Home / Why the Yoast SEO Green Light Doesn’t Tell the Full Story
WordPress remains the most popular CMS out there, with a whopping 62.5% market share. One of the reasons for its enduring success is the level of customisation on offer, with thousands of plugins available to choose from – and one of the most widely used is Yoast SEO.
Thousands of site owners swear by it. It can analyse your content as you write it, telling you which SEO best practices you’ve implemented and which ones you’ve missed out on. For those new to the complexities of SEO, it’s a great way to get started, providing pointers to help you better optimise your content for search engines.
But it’s not the be-all and end-all that some think it is. Yoast (and other plugins like it) don’t tell you all you need to know in order to rank highly on the SERPs, and we’re going to explain why in this blog.
Absolutely. We’re not saying Yoast and its competitors are bad tools by any means – they’re extremely useful. We particularly like how easy it is to edit metadata with Yoast; the handy metabox located at the bottom of each page allows you to tweak your title, description and even the page link in a matter of seconds.
The content analysis section is handy, too. Simply input a focus keyword and the tool will analyse your content in an instant, scoring it not only on its level of optimisation but also on its readability.
All of this is in a free plugin. Sure, there’s a premium version that comes with a few additional features, but even the free version offers most of what you need to get started with eCommerce SEO. So what’s the problem with it?
Although Yoast gives you satisfying green lights when you get things right, it’s easy for this green light system to lead inexperienced users astray. If you focus too much on making Yoast happy, you can easily end up making your content worse, not better. Here’s why.
The main problem with Yoast is that its algorithm is far more simplistic than Google’s (or that of any search engine). For a piece of content to rank highly in the SERPs, it needs to do a whole lot more than just have the right keywords in the right places.
Yoast will give you a green light if your content has a certain keyword density – but sometimes, achieving this keyword density figure isn’t possible without stuffing your content full of keywords. If you try too hard to implement the same keyword over and over again, your writing will end up feeling forced, awkward and robotic.
You’ll have made a classic mistake: writing for an algorithm instead of for a human. In the past (we’re talking years ago), including all the right keywords in your content was often enough to rank. But not any more. The complexity of today’s search engine algorithms means they can detect overly optimised content from a mile off – and they don’t want to see it. They want to promote content that’s enjoyable to read – content that other humans are going to enjoy.

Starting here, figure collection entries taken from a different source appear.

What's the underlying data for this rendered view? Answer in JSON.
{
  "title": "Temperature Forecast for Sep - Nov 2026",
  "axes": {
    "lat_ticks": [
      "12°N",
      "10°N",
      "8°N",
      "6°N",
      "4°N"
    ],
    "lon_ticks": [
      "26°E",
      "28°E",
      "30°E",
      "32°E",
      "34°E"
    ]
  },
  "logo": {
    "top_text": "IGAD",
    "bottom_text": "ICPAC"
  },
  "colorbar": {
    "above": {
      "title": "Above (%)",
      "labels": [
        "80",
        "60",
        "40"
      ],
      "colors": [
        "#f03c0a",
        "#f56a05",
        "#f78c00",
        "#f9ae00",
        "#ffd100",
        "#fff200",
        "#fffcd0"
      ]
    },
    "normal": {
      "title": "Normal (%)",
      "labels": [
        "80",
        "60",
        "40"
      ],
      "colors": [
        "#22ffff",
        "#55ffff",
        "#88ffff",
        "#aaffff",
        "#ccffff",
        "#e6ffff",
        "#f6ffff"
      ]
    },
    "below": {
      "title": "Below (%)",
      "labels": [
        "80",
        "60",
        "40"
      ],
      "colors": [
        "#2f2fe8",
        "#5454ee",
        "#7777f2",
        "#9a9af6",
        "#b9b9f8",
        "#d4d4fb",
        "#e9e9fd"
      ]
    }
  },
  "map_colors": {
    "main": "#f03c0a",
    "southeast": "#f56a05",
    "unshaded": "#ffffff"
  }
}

Yoast doesn’t always pick up all of the content on the page either, depending on the way the website is built. That can lead to inaccuracy in terms of keyword density, further leading you astray.
To compound the issue, the free version of Yoast only allows you to track one ‘focus keyword’ at a time. It’s rare that a piece of content is only optimised for one keyword, and even if it is, keyword variations should be used to make the content more appealing to read.
Search engines can pick up on synonyms and variations of the same phrase, so including keyword variations is actually a good thing for SEO, not a bad thing. But Yoast can’t detect keyword variations like search engines can – so you might not always get the green light you were expecting.
Although Yoast can track keyword density, it doesn’t understand the intent of that keyword – a crucial element of SEO. Understanding keyword intent is so important because a piece of content that’s intended to be informative should be written very differently from a piece of content that’s intended to generate conversions.
Again, this is something that search engines understand but Yoast doesn’t. Even if you include all the right keywords in all the right places, if your content isn’t written with the intent of that keyword in mind, it will fall flat from a ranking perspective.
SEO is about so much more than just keywords nowadays. As we mentioned earlier, old-school practices like keyword stuffing used to actually work. It’s why they became so widespread. Now, there are no cheat codes or shortcuts you can take to generate page one rankings: you just have to write really good content!
That means not only using keywords that users are searching for but also recognising the intent of those keywords. It means optimising the layout of your page so it’s engaging and enjoyable to read. It means including all of the right CTAs and choosing the right tone of voice. It’s so much more complex than it used to be, and no green light system – no matter how slick and satisfying it is to use – will ever be able to tell you all you need to know about SEO.